In vitro brainstem spinal cord preparations isolated from newborn rats were used to separately test the effects of modifications of FCO₂ and pH of artificial cerebrospinal fluid on the frequency and amplitude of spinal respiratory activity recorded from C2–C8 ventral roots. Different substances such as l-glutamic acid (3 · 10⁻³ M), N-methyl-d-aspartic acid (5 · 5 · 10⁻⁶ M), amphetamine (6 mg/100 ml), 5-hydroxytryptophane (10⁻³ M), or modified K⁺ (10⁻³ M) were tested for their capacity to elicit stable changes in spinal respiratory activity over a long time period (more than 30 min) and with high frequency of occurrence, i.e., in at least 50% of the cases. None of the above drugs were found to be suitable for the investigation of the chemosensitivity of the spinal respiratory generator (sRG) because they were only able to maintain spinal respiratory activity for around 15 min. Given these data, the previously used procedure of activation through initial deep diethyl ether anaesthesia of newborn rats was employed [3] to test the chemosensitivity of the sRG because this treatment resulted in the maintenance of spinal respiratory activity with a regular pattern for 30 min, even if it occurred in only 25% of the preparations. After an increase in FCO₂ from 5 to 7% (at constant pH 7.4), a significant (p < 0.05) enhancement of the mean frequency was observed on spinal respiratory bursting in both brainstem spinal cord and isolated spinal cord preparations.
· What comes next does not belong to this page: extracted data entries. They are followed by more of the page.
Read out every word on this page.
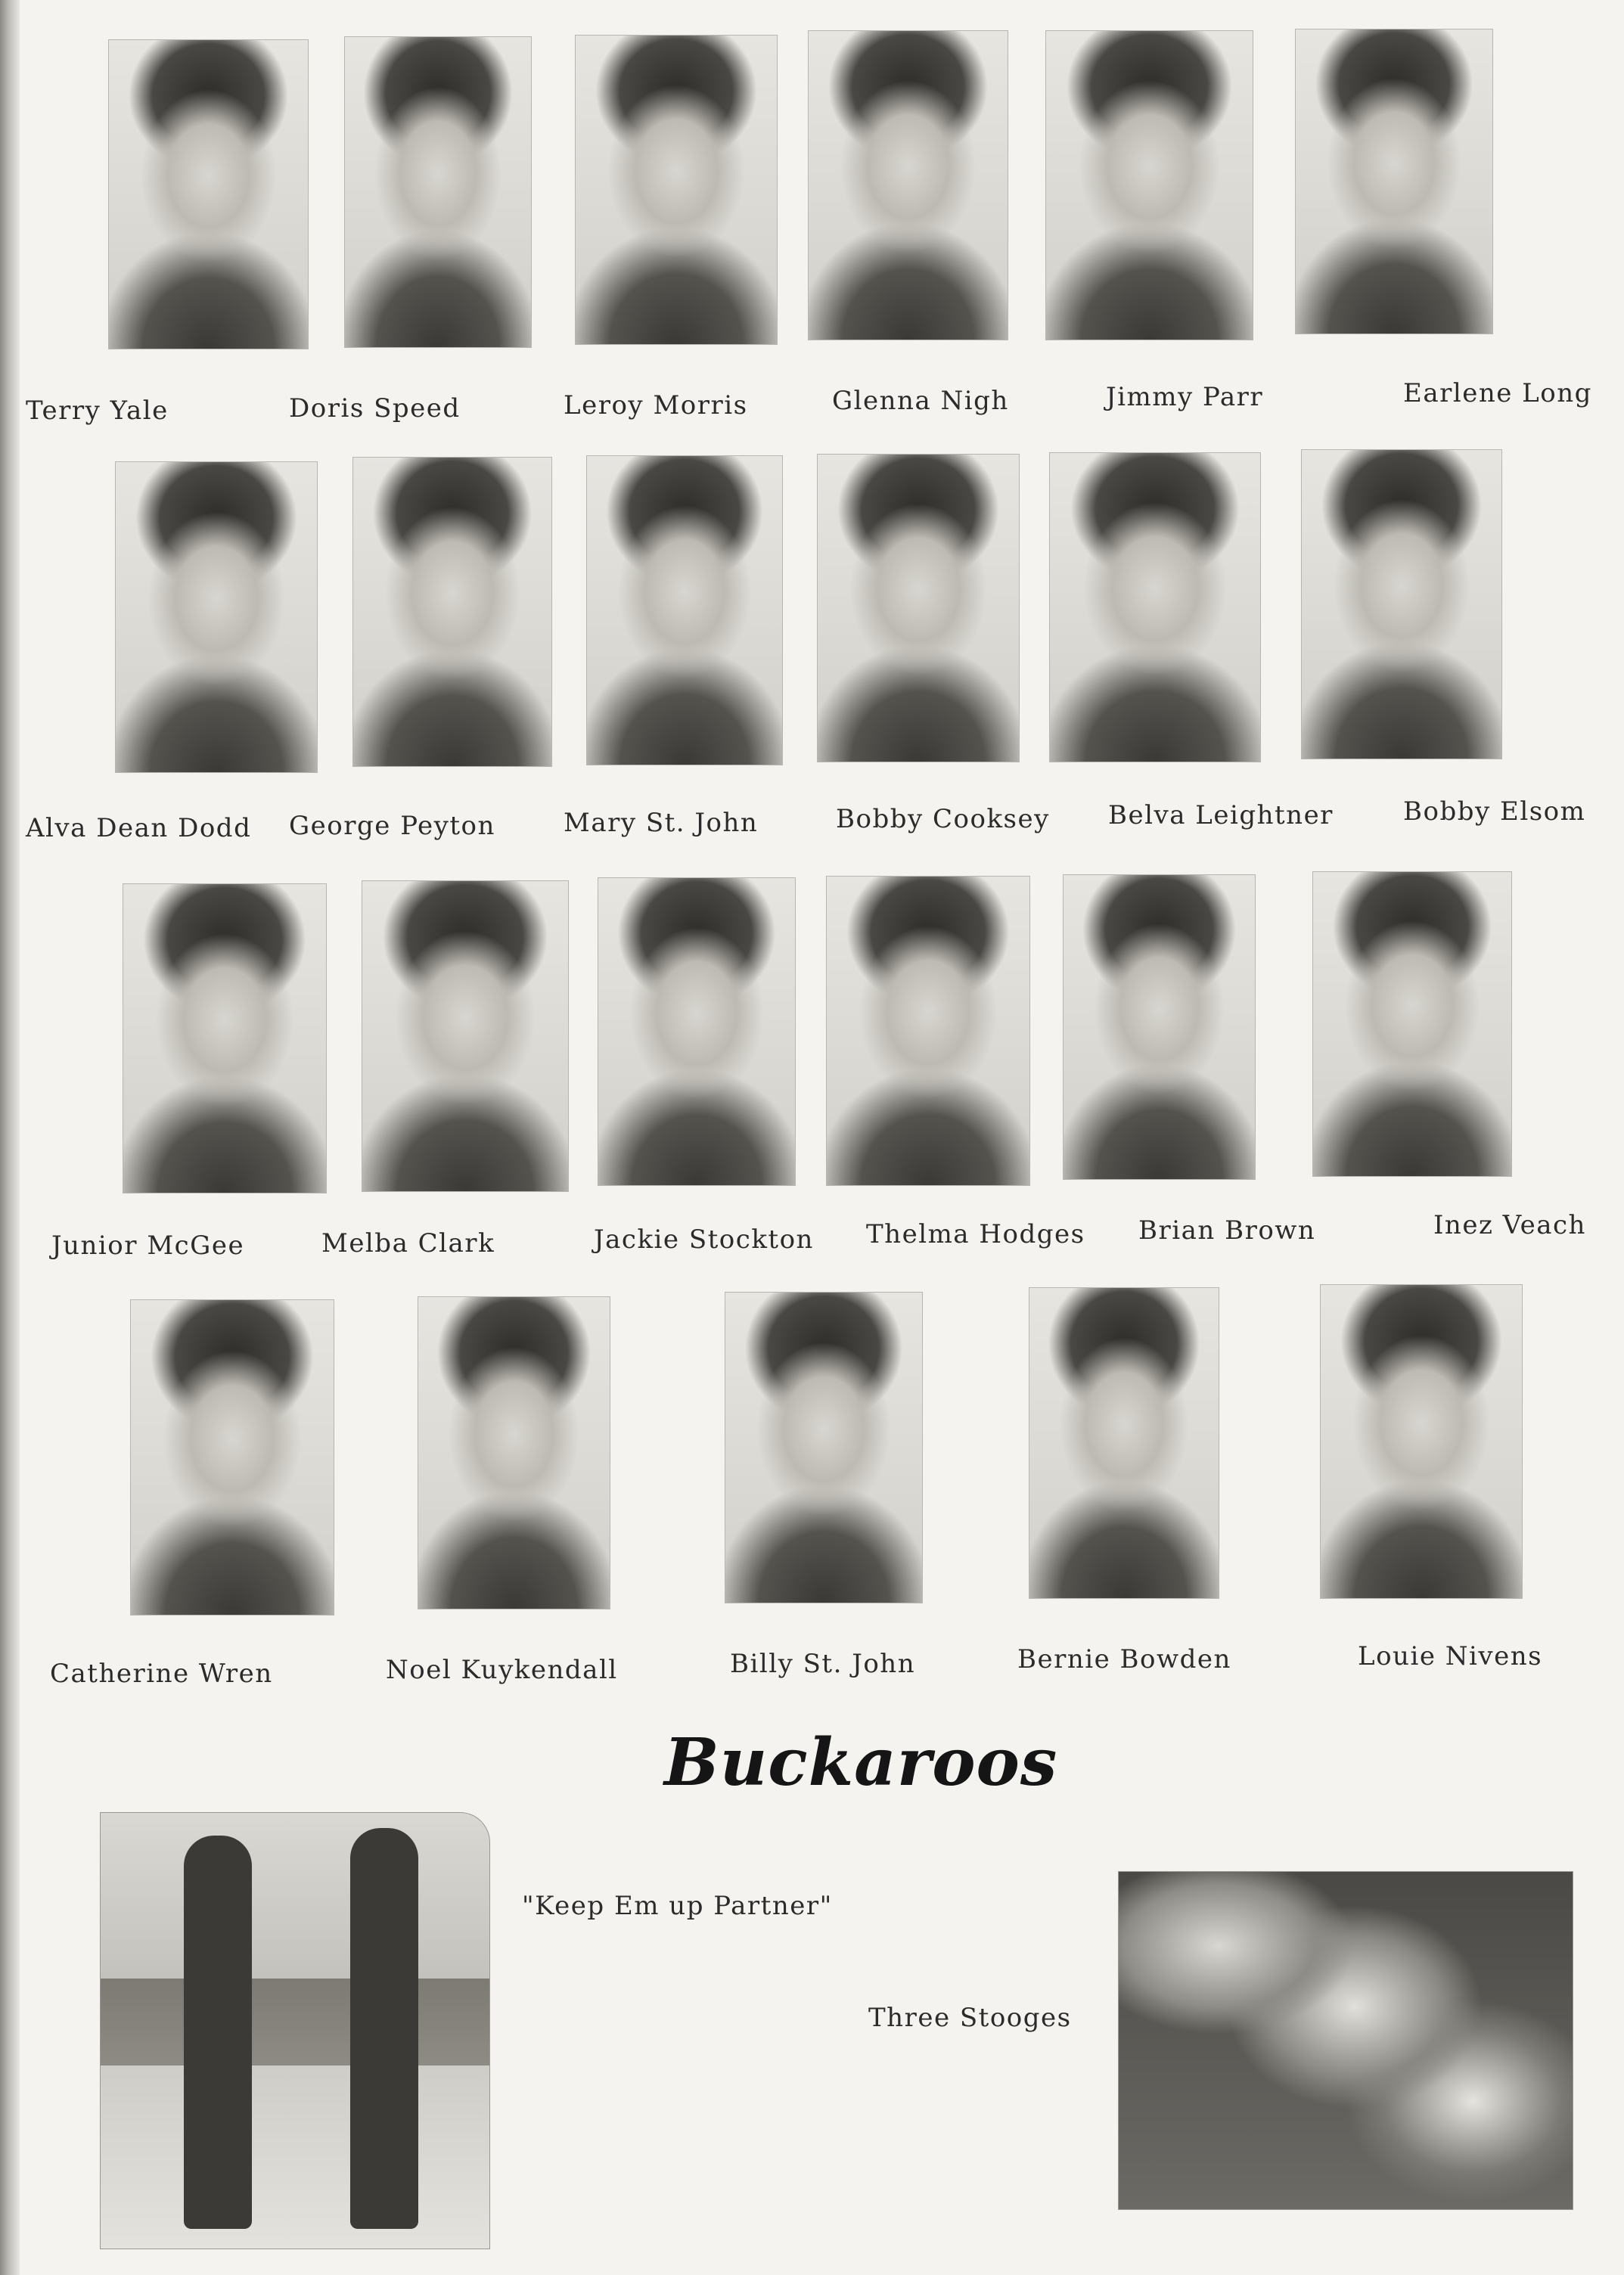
Terry Yale	Doris Speed	Leroy Morris	Glenna Nigh	Jimmy Parr	Earlene Long
Alva Dean Dodd George Peyton	Mary St. John	Bobby Cooksey Belva Leightner	Bobby Elsom
Junior McGee	Melba Clark	Jackie Stockton Thelma Hodges Brian Brown	Inez Veach
Catherine Wren	Noel Kuykendall	Billy St. John	Bernie Bowden	Louie Nivens
Buckaroos
"Keep Em up Partner"
Three Stooges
The changes in burst amplitude, however, were quite variable from one experiment to the other. At constant FCO₂ (5%), a decrease in pH from 7.4 to 7.2 enhanced spinal respiratory frequency on brainstem spinal cord or isolated spinal cord preparations, while an increase in pH from 7.4 to 7.6 decreased it. Under these pH conditions, we did not observe any reproducible variations in spinal burst amplitude. From these results, we conclude that this spinal generator is chemosensitive to both CO₂ and [H⁺], suggesting that it belongs to the respiratory system. Our data provide evidence for the existence of spinal CO₂ and/or H⁺ chemoreceptors.